La FIS travaille ainsi sur d’autres aspects pour développer son produit. Avec de nouveaux formats de discipline, trois manches en slalom ou des descentes sprint? «Quand on a essayé d’innover, on s’est souvent trompés », souligne Patrice Morisod. L’ancien entraîneur de Coupe du monde, qui a d’ailleurs travaillé sous la direction de Michel Vion à la tête de la fédération française de ski, pense qu’il est nécessaire de toucher un autre facteur pour attirer encore plus d’attention: les finances. «Il faut investir dès la base, notamment en Coupe d’Europe. À ce niveau, les cinq premiers du classement se partagent… 2300 francs.»

Si les skieurs gagnent davantage en Coupe du monde, leurs récompenses restent bien en deçà de celles d’autres disciplines. À titre de comparaison, Mikaela Shiffrin et Clément Noël, qui ont remporté le slalom de Gurgl le week-end dernier, ont chacun empoché 47 000 euros. En revanche, dans un tournoi de Grand Chelem de tennis, un joueur éliminé au premier tour reçoit… 62 000 euros.

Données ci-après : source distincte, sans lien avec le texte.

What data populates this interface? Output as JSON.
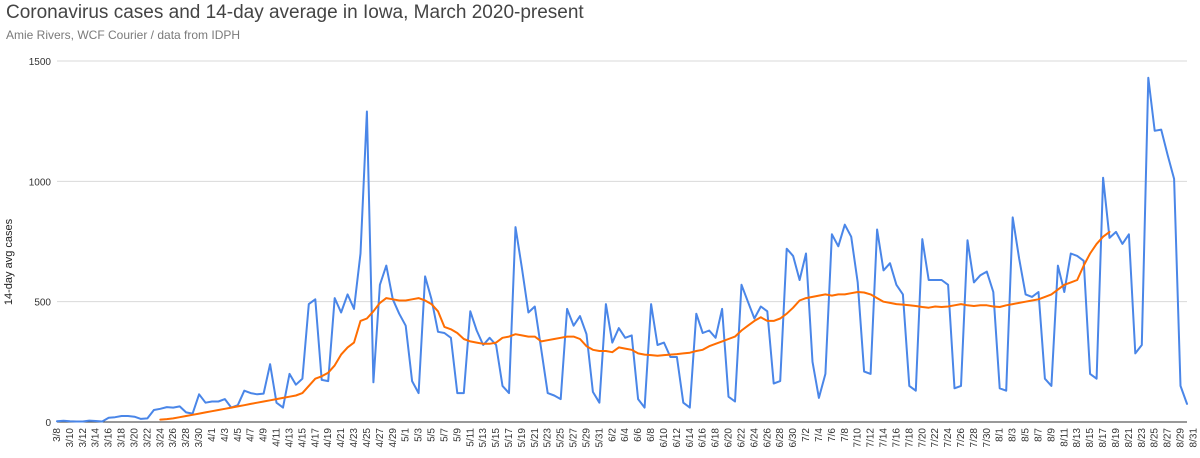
{
  "chart_data": {
    "type": "line",
    "title": "Coronavirus cases and 14-day average in Iowa, March 2020-present",
    "subtitle": "Amie Rivers, WCF Courier / data from IDPH",
    "ylabel": "14-day avg cases",
    "ylim": [
      0,
      1500
    ],
    "yticks": [
      "0",
      "500",
      "1000",
      "1500"
    ],
    "grid": true,
    "x_start": "3/8",
    "x_end": "8/31",
    "xtick_labels": [
      "3/8",
      "3/10",
      "3/12",
      "3/14",
      "3/16",
      "3/18",
      "3/20",
      "3/22",
      "3/24",
      "3/26",
      "3/28",
      "3/30",
      "4/1",
      "4/3",
      "4/5",
      "4/7",
      "4/9",
      "4/11",
      "4/13",
      "4/15",
      "4/17",
      "4/19",
      "4/21",
      "4/23",
      "4/25",
      "4/27",
      "4/29",
      "5/1",
      "5/3",
      "5/5",
      "5/7",
      "5/9",
      "5/11",
      "5/13",
      "5/15",
      "5/17",
      "5/19",
      "5/21",
      "5/23",
      "5/25",
      "5/27",
      "5/29",
      "5/31",
      "6/2",
      "6/4",
      "6/6",
      "6/8",
      "6/10",
      "6/12",
      "6/14",
      "6/16",
      "6/18",
      "6/20",
      "6/22",
      "6/24",
      "6/26",
      "6/28",
      "6/30",
      "7/2",
      "7/4",
      "7/6",
      "7/8",
      "7/10",
      "7/12",
      "7/14",
      "7/16",
      "7/18",
      "7/20",
      "7/22",
      "7/24",
      "7/26",
      "7/28",
      "7/30",
      "8/1",
      "8/3",
      "8/5",
      "8/7",
      "8/9",
      "8/11",
      "8/13",
      "8/15",
      "8/17",
      "8/19",
      "8/21",
      "8/23",
      "8/25",
      "8/27",
      "8/29",
      "8/31"
    ],
    "series": [
      {
        "color": "#4a86e8",
        "values": [
          3,
          5,
          3,
          2,
          2,
          6,
          4,
          2,
          18,
          20,
          25,
          25,
          22,
          13,
          15,
          50,
          55,
          62,
          60,
          65,
          40,
          35,
          115,
          80,
          85,
          85,
          95,
          60,
          70,
          130,
          120,
          115,
          118,
          240,
          80,
          60,
          200,
          155,
          180,
          490,
          510,
          175,
          170,
          515,
          455,
          530,
          470,
          700,
          1290,
          165,
          570,
          650,
          510,
          450,
          400,
          170,
          120,
          605,
          510,
          375,
          370,
          350,
          120,
          120,
          460,
          380,
          320,
          350,
          320,
          150,
          120,
          810,
          640,
          455,
          480,
          300,
          120,
          110,
          95,
          470,
          400,
          440,
          365,
          125,
          80,
          490,
          330,
          390,
          350,
          360,
          95,
          60,
          490,
          320,
          330,
          270,
          270,
          80,
          60,
          450,
          370,
          380,
          350,
          470,
          105,
          85,
          570,
          500,
          430,
          480,
          460,
          160,
          170,
          720,
          690,
          590,
          700,
          250,
          100,
          200,
          780,
          730,
          820,
          770,
          580,
          210,
          200,
          800,
          630,
          660,
          570,
          530,
          150,
          130,
          760,
          590,
          590,
          590,
          570,
          140,
          150,
          755,
          580,
          610,
          625,
          540,
          140,
          130,
          850,
          680,
          530,
          520,
          540,
          180,
          150,
          650,
          540,
          700,
          690,
          670,
          200,
          180,
          1015,
          765,
          790,
          740,
          780,
          285,
          320,
          1430,
          1210,
          1215,
          1110,
          1010,
          150,
          75
        ]
      },
      {
        "color": "#ff6d01",
        "start_index": 16,
        "values": [
          10,
          12,
          15,
          20,
          25,
          30,
          35,
          40,
          45,
          50,
          55,
          60,
          65,
          70,
          75,
          80,
          85,
          90,
          95,
          100,
          105,
          110,
          120,
          150,
          180,
          190,
          205,
          235,
          280,
          310,
          330,
          420,
          430,
          460,
          495,
          515,
          510,
          505,
          505,
          510,
          515,
          505,
          490,
          460,
          395,
          385,
          370,
          345,
          335,
          330,
          325,
          325,
          330,
          350,
          355,
          365,
          360,
          355,
          355,
          335,
          340,
          345,
          350,
          355,
          355,
          345,
          315,
          300,
          295,
          295,
          290,
          310,
          305,
          300,
          285,
          280,
          278,
          275,
          278,
          280,
          282,
          285,
          288,
          295,
          300,
          315,
          325,
          335,
          345,
          355,
          380,
          400,
          420,
          435,
          420,
          420,
          430,
          450,
          475,
          505,
          515,
          520,
          525,
          530,
          525,
          530,
          530,
          535,
          540,
          538,
          530,
          515,
          500,
          495,
          490,
          488,
          485,
          482,
          478,
          475,
          480,
          478,
          480,
          485,
          490,
          485,
          482,
          485,
          485,
          480,
          478,
          485,
          490,
          495,
          500,
          505,
          510,
          520,
          530,
          550,
          570,
          580,
          590,
          650,
          700,
          740,
          770,
          790
        ]
      }
    ]
  }
}
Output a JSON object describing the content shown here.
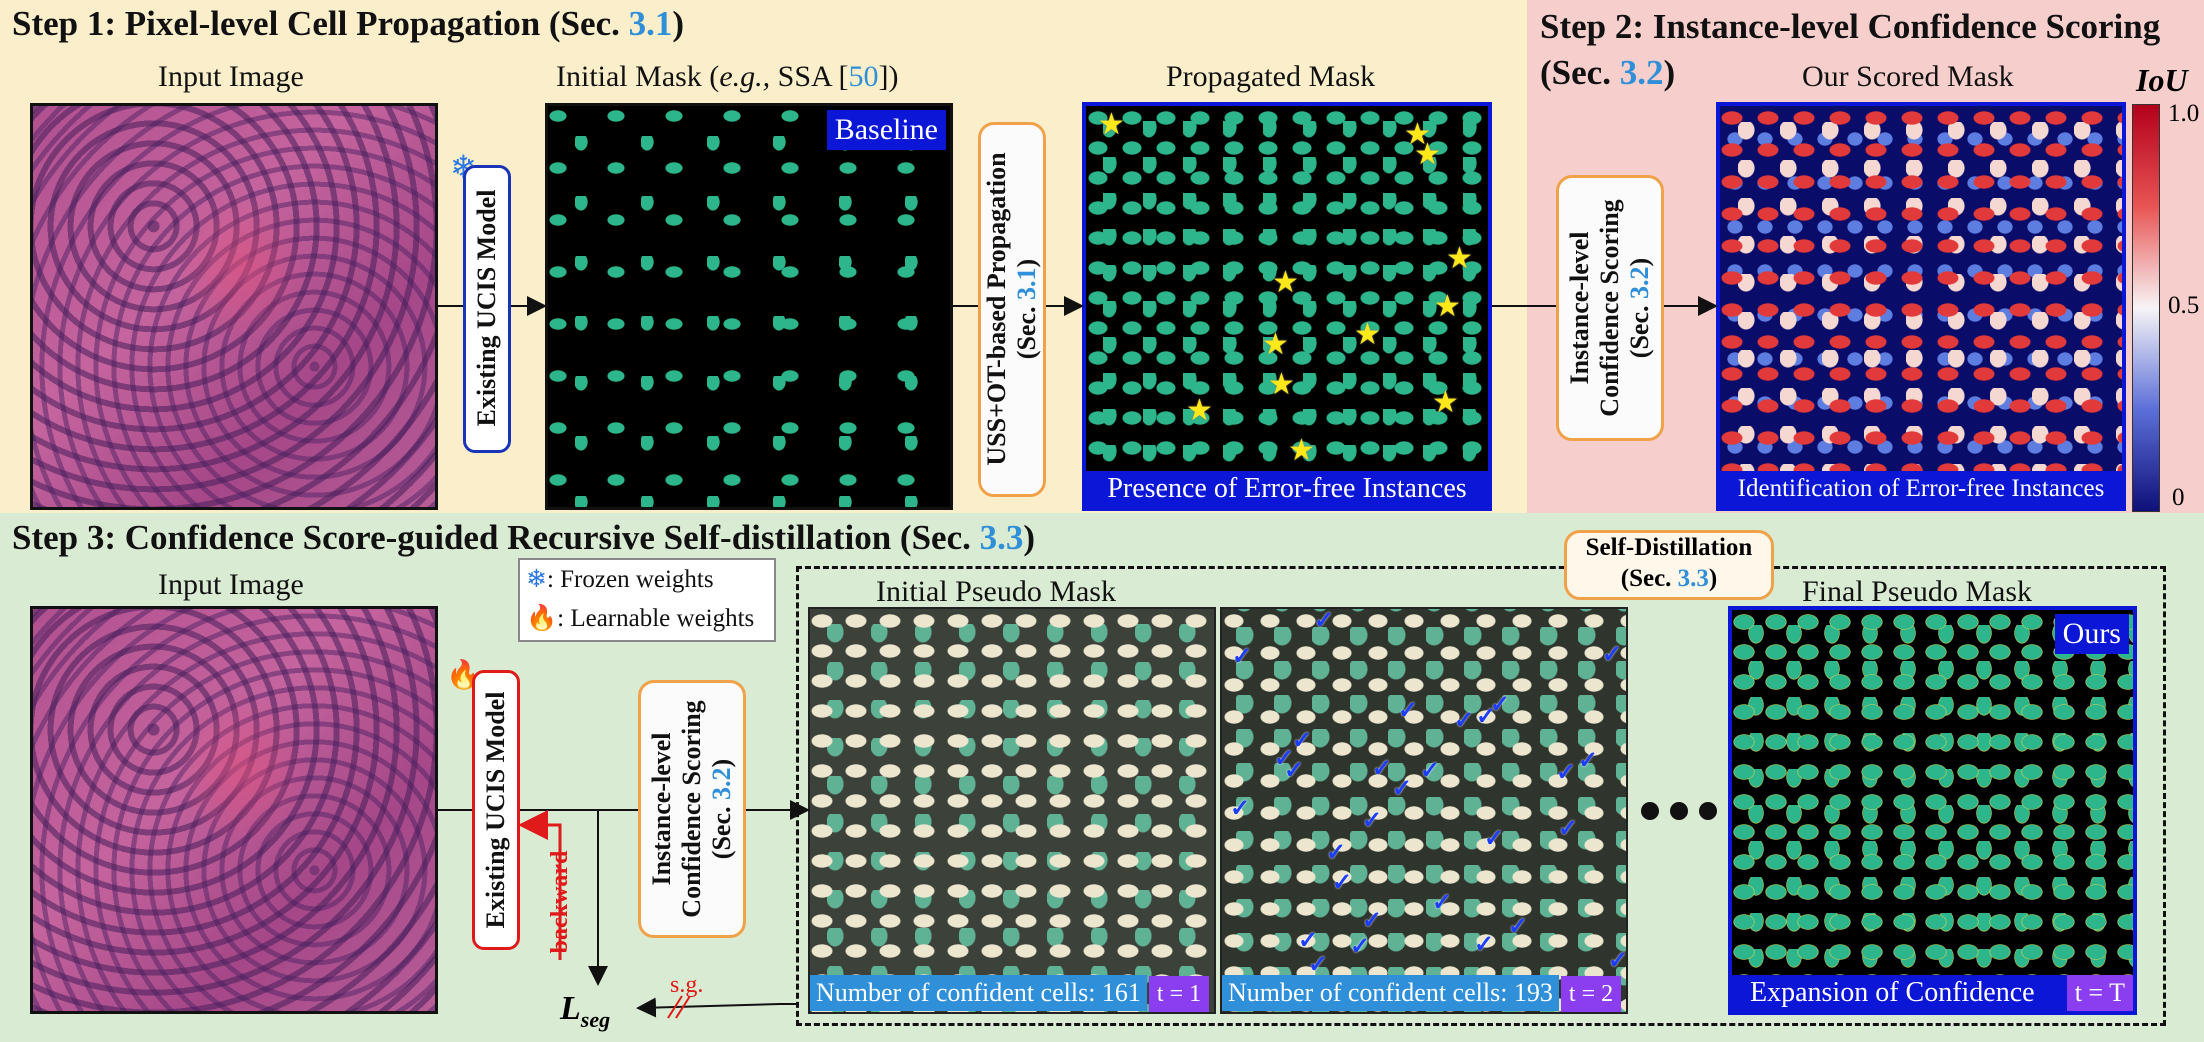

«Oui, mais ce joueur doit payer son hôtel, son entraîneur, son masseur, son kiné, son médecin, son attaché de presse… Dans le ski, toutes ces dépenses sont couvertes par les associations», précise Michel Vion. Toutefois, il reconnaît que le ski doit faire des efforts pour devenir plus attractif et attirer davantage de sponsors. «Cela est très clair dans l’esprit du président Eliasch: il souhaite augmenter les prize money. Son objectif est de les doubler, voire de les tripler. Pour cela, même si des progrès ont déjà été réalisés, le ski doit être mieux filmé, mieux diffusé à la télévision et les droits doivent être centralisés.»